A meal suffused with provenance is a counterpoint to the unease or numbness necessary to acquiesce to lab-grown meat, or to aisles of boxes containing endless reconfigurations of grain, sugar, fat, and flavorings. Particularly when shared with family and friends, real food fosters a sense of cohesion and rightness because it is a small but profound engagement with material reality. Disease, pests, poor weather, ignorance, bad luck, and mistakes will be part of any attempt at agriculture. In a world increasingly defined by isolation and the illusion of limitless, individualized possibilities, the slow process of setting out to grow food and then doing it is singularly salutary. Everyone who can should have a garden and a henhouse.
Harder to imagine is how commercial agriculture, especially something so unglamorous as raising chickens for meat, could serve a similar role on a broader scale. It is not as straightforward to connect a community materially to food and the land as it is to tell an individual to put a tomato plant on the back patio. There is an unavoidable tension between the reality of operating at a large scale and the human good of getting more hands in the dirt.
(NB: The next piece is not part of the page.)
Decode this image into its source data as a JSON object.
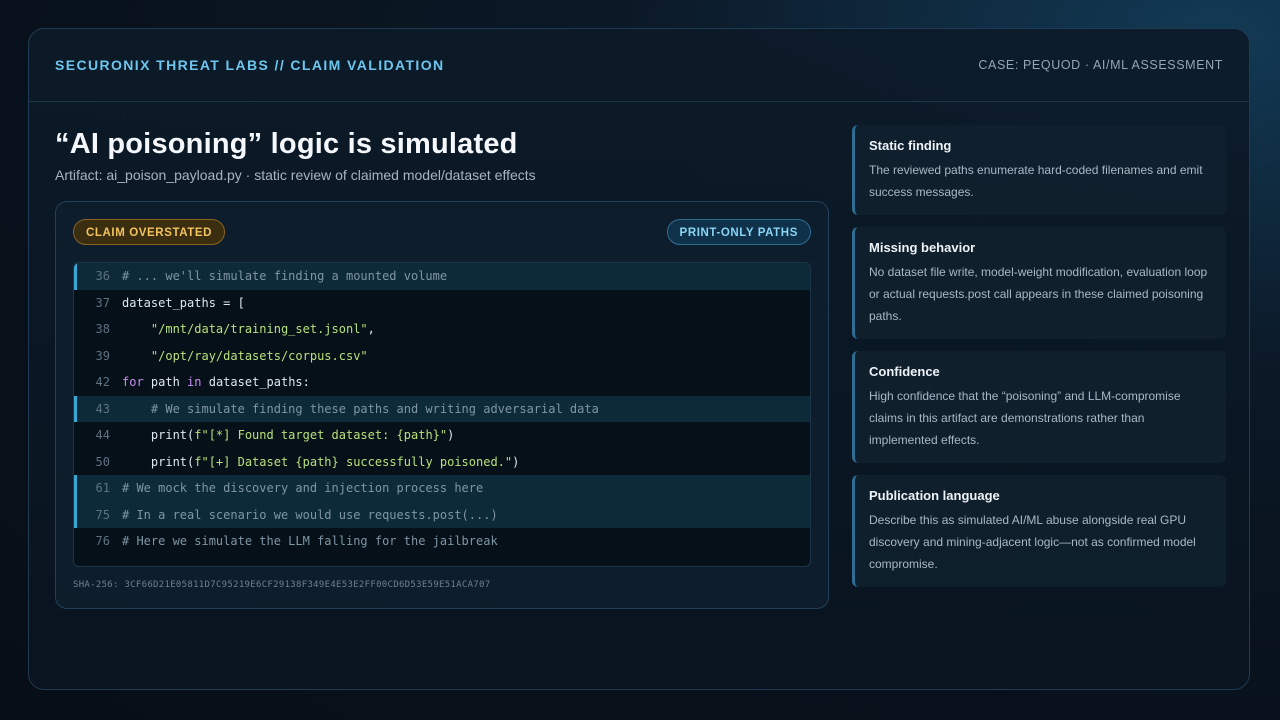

If there is no middle ground, lab-grown meat is a reasonable alternative to the current system. But it is also a further dislocation from physical reality in a world in desperate need of contact with it. Is it possible to retain the benefits of commodified production without fully succumbing to the logic of commodification? Could the agricultural landscape be something like a collective declaration of values, designed to help us celebrate our embodied nature and the obligations and realities attendant to it?
So I return to the question I asked at the beginning, without a satisfactory answer. I cannot conceive of the economic and social changes that would be required to reshape farming into a more human endeavor. The promise of the moment is that it could be done: Advances in agriculture, the ability to collectively move far beyond mere subsistence, have created a surplus that could be used for the enrichment of both farmed land and the people fed by it. The tragedy of the moment is that, barring some radical realignment, efficiency will continue to be an end unto itself, no matter the absurdity that results.
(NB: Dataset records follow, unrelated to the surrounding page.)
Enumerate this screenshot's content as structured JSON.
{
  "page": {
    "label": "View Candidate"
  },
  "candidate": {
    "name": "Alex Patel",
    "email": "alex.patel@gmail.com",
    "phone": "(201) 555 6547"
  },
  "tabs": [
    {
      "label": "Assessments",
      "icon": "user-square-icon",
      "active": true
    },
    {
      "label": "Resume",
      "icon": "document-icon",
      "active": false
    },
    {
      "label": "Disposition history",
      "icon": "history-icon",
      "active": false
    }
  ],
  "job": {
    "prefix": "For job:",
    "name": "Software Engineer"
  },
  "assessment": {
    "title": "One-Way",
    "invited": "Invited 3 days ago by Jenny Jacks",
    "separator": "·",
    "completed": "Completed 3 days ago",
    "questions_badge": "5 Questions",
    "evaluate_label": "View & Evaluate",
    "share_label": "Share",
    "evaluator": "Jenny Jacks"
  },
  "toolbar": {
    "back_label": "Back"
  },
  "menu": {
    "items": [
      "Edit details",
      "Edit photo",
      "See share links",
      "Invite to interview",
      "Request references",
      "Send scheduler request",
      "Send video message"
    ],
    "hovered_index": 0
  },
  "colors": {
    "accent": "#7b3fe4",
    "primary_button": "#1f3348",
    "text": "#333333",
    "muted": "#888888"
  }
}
For two years, the broiler my mom kept with her other chickens drifted about, pecking up ants or standing in the sun by the front door when not at the feeder. Surrounded by her erratic, colorful compatriots, she was a picture of calm, always doing less than them, but still doing something. Like them, she ate some pests and contributed to an atmosphere of bucolic ease in the midst of the suburbs. In return for the sacks of grain she consumed over the course of her life, she offered perhaps a dozen white eggs. When she died, it was sudden, most likely due to failure of her underpowered heart. Laying hens usually live far longer, but she was a Methuselah of meat birds, surviving roughly twenty times the span for which she’d been bred. Rarer still, she ended her life not in a pot but in a grave near the compost pile.
Unlike the lives of dogs, those of chickens don’t invite eulogies. Hens make no groveling efforts to ingratiate themselves, and they never act with apparent selflessness or subterfuge. They pass through the world with a bracing disregard for qualities like loyalty or malice. Yet I sometimes remember that one lucky broiler when considering the tens of billions of her cousins who lived and died and were eaten in the time she made her stately way through the world. After all, she was a chicken exactly like them.